La monoculture industrielle du maïs, du colza ou d’autres végétaux nécessaires à la production d’agrocarburants exerce aussi une pression accrue sur les ressources en eau et entraîne de nombreux problèmes environnementaux. Enfin, si l’on tient compte de l’ensemble du cycle de vie des agrocarburants et du fait que des forêts et des prairies peuvent être détruites pour les produire, ce n’est pas à une diminution mais à une augmentation des gaz à effet de serre à laquelle on assiste.

Un marché au service de la nature?

Les mécanismes propres au marché, qui participent actuellement à la dégradation environnementale et sociale, peuvent-ils vraiment être utilisés à meilleur escient? En somme, les forces du marché sont-elles neutres et peuvent-elles être canalisées vers les buts souhaités? La question mérite d’être posée. On peut y répondre simplement en rappelant que ces outils ont été développés pour favoriser l’accumulation du capital. C’est donc dire qu’il faut qu’il soit payant de ne pas polluer ou de ne pas surexploiter les ressources pour que la question environnementale (ou sociale) s’intègre dans ce système.

La bourse du carbone illustre parfaitement cet état de fait. Avec ce système, les gros émetteurs de gaz à effet de serre se voient accorder par le gouvernement des droits d’émission de GES annuels en fonction de leur production historique et sous la forme de tonnes métriques d’équivalent de CO2 (MT CO2e), dont le prix varie en fonction de l’offre et de la demande.

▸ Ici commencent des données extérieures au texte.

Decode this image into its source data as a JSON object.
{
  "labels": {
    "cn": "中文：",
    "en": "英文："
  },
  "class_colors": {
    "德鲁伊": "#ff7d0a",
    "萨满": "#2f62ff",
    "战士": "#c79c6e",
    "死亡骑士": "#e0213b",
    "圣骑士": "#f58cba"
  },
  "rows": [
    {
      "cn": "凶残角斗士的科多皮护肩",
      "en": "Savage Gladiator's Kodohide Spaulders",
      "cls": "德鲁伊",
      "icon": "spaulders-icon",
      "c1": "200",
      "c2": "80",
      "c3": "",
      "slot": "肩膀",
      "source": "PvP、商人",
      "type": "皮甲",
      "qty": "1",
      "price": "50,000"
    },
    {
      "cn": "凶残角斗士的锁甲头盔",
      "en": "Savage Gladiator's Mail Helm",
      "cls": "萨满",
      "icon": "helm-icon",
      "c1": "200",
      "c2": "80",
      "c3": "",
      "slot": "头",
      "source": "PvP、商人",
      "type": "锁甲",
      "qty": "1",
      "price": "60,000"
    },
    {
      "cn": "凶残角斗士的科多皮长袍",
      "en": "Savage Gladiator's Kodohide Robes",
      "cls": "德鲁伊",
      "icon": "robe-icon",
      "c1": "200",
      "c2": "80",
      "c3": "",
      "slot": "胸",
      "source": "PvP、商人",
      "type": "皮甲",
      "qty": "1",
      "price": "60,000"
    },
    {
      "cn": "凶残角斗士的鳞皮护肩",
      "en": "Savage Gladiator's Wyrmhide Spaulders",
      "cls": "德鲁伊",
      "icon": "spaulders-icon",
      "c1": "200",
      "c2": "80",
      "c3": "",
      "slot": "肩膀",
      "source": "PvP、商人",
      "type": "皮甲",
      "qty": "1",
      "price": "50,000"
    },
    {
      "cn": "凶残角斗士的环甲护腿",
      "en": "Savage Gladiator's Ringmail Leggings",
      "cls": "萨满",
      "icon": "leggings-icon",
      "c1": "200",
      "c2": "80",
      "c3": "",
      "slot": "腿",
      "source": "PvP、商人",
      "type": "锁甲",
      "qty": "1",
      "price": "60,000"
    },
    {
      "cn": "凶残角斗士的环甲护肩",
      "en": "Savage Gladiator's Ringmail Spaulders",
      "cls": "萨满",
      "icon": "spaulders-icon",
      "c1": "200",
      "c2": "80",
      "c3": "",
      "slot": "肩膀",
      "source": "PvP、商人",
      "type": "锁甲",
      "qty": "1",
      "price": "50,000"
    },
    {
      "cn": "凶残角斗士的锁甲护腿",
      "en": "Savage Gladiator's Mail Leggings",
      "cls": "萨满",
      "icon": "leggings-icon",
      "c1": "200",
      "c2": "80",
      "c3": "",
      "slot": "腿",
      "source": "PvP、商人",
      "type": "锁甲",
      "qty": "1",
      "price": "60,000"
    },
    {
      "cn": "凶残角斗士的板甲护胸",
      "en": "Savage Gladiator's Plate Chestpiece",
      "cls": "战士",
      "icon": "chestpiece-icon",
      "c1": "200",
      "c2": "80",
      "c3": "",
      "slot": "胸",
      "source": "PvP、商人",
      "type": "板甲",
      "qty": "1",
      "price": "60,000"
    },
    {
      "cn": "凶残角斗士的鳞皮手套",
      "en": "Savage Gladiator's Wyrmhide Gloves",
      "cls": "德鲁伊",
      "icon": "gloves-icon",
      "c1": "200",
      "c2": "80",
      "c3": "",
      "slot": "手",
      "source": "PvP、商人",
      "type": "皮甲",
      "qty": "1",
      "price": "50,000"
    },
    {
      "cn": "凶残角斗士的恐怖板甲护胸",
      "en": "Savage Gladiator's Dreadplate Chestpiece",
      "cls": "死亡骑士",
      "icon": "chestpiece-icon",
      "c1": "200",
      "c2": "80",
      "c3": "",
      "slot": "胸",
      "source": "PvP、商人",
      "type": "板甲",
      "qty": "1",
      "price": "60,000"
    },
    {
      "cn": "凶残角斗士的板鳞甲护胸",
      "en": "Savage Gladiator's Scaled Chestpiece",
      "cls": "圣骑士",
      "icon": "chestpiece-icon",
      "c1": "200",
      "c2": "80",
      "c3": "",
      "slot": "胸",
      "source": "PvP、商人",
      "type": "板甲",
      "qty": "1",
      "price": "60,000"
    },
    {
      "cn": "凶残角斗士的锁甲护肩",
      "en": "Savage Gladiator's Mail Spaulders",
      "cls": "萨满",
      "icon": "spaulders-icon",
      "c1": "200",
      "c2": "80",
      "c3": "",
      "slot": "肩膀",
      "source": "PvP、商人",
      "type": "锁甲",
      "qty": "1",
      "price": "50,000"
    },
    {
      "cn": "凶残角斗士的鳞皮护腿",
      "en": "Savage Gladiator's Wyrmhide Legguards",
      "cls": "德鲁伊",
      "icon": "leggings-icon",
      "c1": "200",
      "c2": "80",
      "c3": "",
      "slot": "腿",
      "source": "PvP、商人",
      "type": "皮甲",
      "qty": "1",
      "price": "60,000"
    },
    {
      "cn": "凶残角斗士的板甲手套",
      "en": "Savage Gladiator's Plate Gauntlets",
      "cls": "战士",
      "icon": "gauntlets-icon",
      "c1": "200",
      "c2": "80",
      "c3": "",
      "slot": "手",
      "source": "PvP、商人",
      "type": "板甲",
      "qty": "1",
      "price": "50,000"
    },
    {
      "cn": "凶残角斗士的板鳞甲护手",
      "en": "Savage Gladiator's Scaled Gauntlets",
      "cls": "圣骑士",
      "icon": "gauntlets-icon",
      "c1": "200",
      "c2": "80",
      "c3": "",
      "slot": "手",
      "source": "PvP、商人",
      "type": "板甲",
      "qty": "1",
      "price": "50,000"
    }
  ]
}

Les entreprises qui dépassent leur quota doivent acheter des crédits d’émission aux entreprises qui en vendent parce qu’elles, au contraire, produisent moins de GES que prévu.

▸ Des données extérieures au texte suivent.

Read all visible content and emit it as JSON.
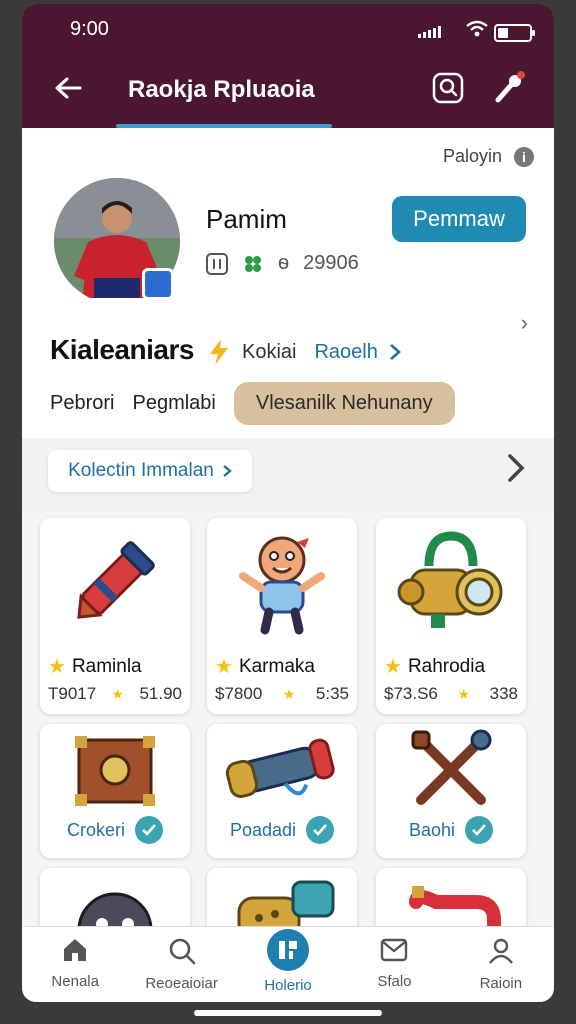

Or, l’exemple européen, où une bourse du carbone existe depuis 2005, révèle un certain nombre de problèmes. Depuis son entrée en vigueur, le prix de la MT CO2e a chuté considérablement. Il est maintenant si bas qu’il est plus payant pour les entreprises d’acheter des crédits que d’investir en efficacité énergétique pour réduire leur production de GES. De plus, une fois les quotas fixés, aucune supervision indépendante n’est effectuée pour évaluer avec certitude la quantité de GES produits ou économisés. Il s’agit la plupart du temps de calculs théoriques basés sur les données fournies par l’industrie. En somme, la bourse du carbone permet essentiellement aux pays industrialisés d’éviter de réduire leur production de GES en marchandant des droits de polluer.

Il n’est pas exclu que de semblables mécanismes contribuent, par exemple, à l’essor du véhicule électrique et des énergies renouvelables si un contrôle plus serré des quotas d’émission entraîne une hausse du prix de la tonne d’équivalent CO2. Mais le cas échéant, cela se produira uniquement dans les sociétés du Nord ou au bénéfice de ces dernières. L’essor du véhicule électrique, par exemple, accentuera sans aucun doute le problème de l’extraction des terres rares et du lithium dans les pays du Sud ou sur les territoires autochtones du Nord. De même, les risques liés à la gestion des déchets dangereux qui découleront de cette industrie seront fort probablement socialisés ou délocalisés vers les pays du Sud. Bref, les problèmes seront toujours là, mais sous une forme et en un lieu différents.

Faire de la nature une marchandise et un commerce pour la sauver est une fausse solution, qui a comme seul avantage de maintenir l’écran de fumée qui empêche de se poser les vraies questions et d’atteindre la racine du problème : un système économique qui encourage l’accumulation maladive de richesses par une poignée d’individus au détriment de la survie des autres.

L’économie verte sert de caution morale au capitalisme financier. Pour amorcer la nécessaire transition vers un mode de vie soutenable, il faudra plus que des changements qui semblent « verts ». Des solutions existent, mais elles nécessitent un changement de paradigme.


[1] E. Lander, The Green Economy : the Wolf in Sheep’s clothing, Transnational Institute, 2011 (traduction libre).